Susan Hussey, a former lady in waiting, might not be as wealthy as you think

The long and illustrious history of the British Royal Family is littered with incidents that can only be described as overtly racist. A scandal involving Prince William’s godmother, Lady Susan Hussey, who has also served as one of Queen Elizabeth’s long-time right-hands, has just recently come to light. As a result of the event, Lady Hussey resigned from her official roles within the royal family, prompting many people to speculate about the total amount of money she has in her possession.

How much does Lady Hussey charge for her services? We are aware of every aspect of her professional life, including her salary and net worth. Was she given compensation for the work that she did for the royal family?

How much money does Lady Susan Hussey have in the bank?

Since 1960, Lady Hussey has held an unpaid position at Buckingham Palace. According to reports, one of her primary responsibilities has been to assist individuals who have married into the royal family in adjusting to life as a member of the royal family. She was also present when Queen Elizabeth attended the funeral of Prince Philip in 2021, and she was present at Buckingham Palace when mourners gathered there after the queen herself had passed away. Following the passing of his mother, King Charles III appointed her to her previous position within the palace.

As a result of the fact that Lady Hussey joined the Royal Family in an unpaid capacity, it is possible that her net worth is significantly lower than what some people would anticipate for someone who is so closely associated with the royal family. Her husband, Marmaduke Hussey, was the chairman of the Board of Governors for the BBC, so it’s possible that he was worth a significant amount more than her. The majority of estimates place her net worth at somewhere around one million dollars. However, her husband’s worth is unknown.

Lady Susan Hussey

Lady-in-waiting

Value at risk:
$1 Million

Queen Elizabeth II’s lady-in-waiting was a woman by the name of Lady Susan Hussey. Since 1960, she has been employed by the royal family, and she has maintained her status as a prominent figure throughout the years.

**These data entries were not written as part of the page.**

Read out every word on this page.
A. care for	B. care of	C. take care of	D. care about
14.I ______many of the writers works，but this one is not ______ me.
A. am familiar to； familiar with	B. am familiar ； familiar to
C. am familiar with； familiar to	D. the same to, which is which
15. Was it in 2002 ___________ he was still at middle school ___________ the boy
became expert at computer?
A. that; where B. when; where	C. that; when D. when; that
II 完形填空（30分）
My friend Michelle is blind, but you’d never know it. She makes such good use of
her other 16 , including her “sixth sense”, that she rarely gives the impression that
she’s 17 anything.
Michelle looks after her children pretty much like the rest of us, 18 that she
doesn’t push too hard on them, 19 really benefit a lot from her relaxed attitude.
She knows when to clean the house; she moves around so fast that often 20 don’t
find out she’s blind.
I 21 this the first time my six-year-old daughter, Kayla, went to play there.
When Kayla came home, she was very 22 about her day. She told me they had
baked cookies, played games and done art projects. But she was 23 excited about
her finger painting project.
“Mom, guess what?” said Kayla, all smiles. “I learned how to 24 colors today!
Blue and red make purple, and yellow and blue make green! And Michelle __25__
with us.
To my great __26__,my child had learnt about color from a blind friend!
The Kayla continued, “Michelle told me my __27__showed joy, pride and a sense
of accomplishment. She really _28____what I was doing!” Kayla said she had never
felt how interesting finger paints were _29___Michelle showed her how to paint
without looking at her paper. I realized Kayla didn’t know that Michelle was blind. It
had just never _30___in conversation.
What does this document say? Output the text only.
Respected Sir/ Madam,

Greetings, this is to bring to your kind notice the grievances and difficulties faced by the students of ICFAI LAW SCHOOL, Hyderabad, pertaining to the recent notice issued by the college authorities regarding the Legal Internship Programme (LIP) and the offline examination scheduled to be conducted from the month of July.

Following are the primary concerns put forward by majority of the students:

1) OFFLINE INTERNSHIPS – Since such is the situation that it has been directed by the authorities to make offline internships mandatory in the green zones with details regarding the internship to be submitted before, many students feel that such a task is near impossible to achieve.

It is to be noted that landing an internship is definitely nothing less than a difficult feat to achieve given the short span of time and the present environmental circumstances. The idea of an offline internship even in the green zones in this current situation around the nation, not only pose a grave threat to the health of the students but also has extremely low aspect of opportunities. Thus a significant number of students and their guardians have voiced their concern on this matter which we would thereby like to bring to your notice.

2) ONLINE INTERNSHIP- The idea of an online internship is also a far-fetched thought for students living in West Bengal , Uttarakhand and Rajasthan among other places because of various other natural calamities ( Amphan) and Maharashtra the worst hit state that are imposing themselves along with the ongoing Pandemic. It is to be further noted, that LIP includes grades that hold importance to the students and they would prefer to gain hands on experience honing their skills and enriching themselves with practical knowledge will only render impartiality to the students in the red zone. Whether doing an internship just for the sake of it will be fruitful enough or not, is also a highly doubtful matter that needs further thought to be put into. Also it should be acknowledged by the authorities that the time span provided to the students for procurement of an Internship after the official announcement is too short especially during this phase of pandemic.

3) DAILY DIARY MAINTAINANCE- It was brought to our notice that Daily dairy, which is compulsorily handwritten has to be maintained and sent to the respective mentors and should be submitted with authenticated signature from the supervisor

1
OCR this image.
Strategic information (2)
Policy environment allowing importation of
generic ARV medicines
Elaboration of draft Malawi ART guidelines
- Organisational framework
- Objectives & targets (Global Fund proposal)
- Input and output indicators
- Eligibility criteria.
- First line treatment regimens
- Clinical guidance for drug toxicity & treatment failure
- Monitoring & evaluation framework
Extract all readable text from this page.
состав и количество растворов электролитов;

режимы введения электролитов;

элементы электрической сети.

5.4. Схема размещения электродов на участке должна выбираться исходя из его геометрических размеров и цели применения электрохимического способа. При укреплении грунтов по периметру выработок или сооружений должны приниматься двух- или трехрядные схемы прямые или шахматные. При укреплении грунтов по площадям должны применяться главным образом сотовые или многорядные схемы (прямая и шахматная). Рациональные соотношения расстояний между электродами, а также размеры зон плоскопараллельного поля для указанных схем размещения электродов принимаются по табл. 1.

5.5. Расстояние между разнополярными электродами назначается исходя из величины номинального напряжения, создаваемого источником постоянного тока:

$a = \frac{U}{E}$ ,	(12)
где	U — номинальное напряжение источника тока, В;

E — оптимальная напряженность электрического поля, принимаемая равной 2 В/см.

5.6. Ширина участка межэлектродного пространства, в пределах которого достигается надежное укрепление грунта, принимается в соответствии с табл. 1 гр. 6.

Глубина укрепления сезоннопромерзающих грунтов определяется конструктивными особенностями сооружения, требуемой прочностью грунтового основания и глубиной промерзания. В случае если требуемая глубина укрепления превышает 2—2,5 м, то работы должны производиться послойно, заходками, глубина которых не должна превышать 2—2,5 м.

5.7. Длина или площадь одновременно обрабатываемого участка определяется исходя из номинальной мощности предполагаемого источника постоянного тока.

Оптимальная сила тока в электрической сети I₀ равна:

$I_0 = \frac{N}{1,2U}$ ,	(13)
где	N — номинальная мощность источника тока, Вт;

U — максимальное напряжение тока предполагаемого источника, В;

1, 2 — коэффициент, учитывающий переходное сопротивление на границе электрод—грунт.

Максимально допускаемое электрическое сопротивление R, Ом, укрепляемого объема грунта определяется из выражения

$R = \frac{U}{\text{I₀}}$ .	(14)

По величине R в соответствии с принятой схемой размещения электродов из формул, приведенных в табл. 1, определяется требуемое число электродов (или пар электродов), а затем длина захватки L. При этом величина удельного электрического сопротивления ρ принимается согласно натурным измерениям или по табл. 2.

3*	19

What led to Lady Susan Hussey’s decision to resign?

Despite the fact that Lady Hussey continued to play an important role in the royal family following the death of the queen, she recently handed in her resignation following a conversation she had with Ngozi Fulani, the chief executive officer of Sistah Space in the United Kingdom. This interaction took place during a gathering that was being hosted by Camilla, the Duchess of Cornwall, to raise awareness about violence against women. During the event, Fulani said that Lady Hussey questioned her several times about where she was “really” from. She wrote this information on Twitter.

According to a statement released by Buckingham Palace, the allegations were “immediately investigated,” and the results of that investigation revealed that “unacceptable and deeply regrettable comments” had been made. Although Lady Hussey was not specifically mentioned in the statement released by the palace, they did say that the person who had been involved had “stepped aside from her honorary role with immediate effect.”

In her post, Fulani described an encounter she had with a woman she referred to as “Lady SH.” After looking at Fulani’s nametag, Lady SH proceeded to harass Fulani for several minutes with questions about where she was from. Among the questions were the following:

“Which region of Africa are you originally from?”

“What nation do you call your home?”

“From what part of the world are you originally?”

“From what part of the world do your people originate?”

When did you first visit this location?

According to Fulani, she allegedly responded on multiple occasions that she was British and that her family had moved to the United Kingdom in the 1950s.

Lady Hussey reportedly responded to this by saying, “Oh, I knew we’d get there in the end. You come from the Caribbean.” The woman allegedly told Fulani that in response, she told her, “No, lady, I am of African heritage, Caribbean descent, and British nationality.”

The dismissal of Lady Hussey so swiftly suggests that the royal family is making an effort to distance itself from the legacy of racism that has been perpetuated within its ranks; Lady Hussey’s case is just the most recent in a long line of racist incidents that have occurred within the royal family.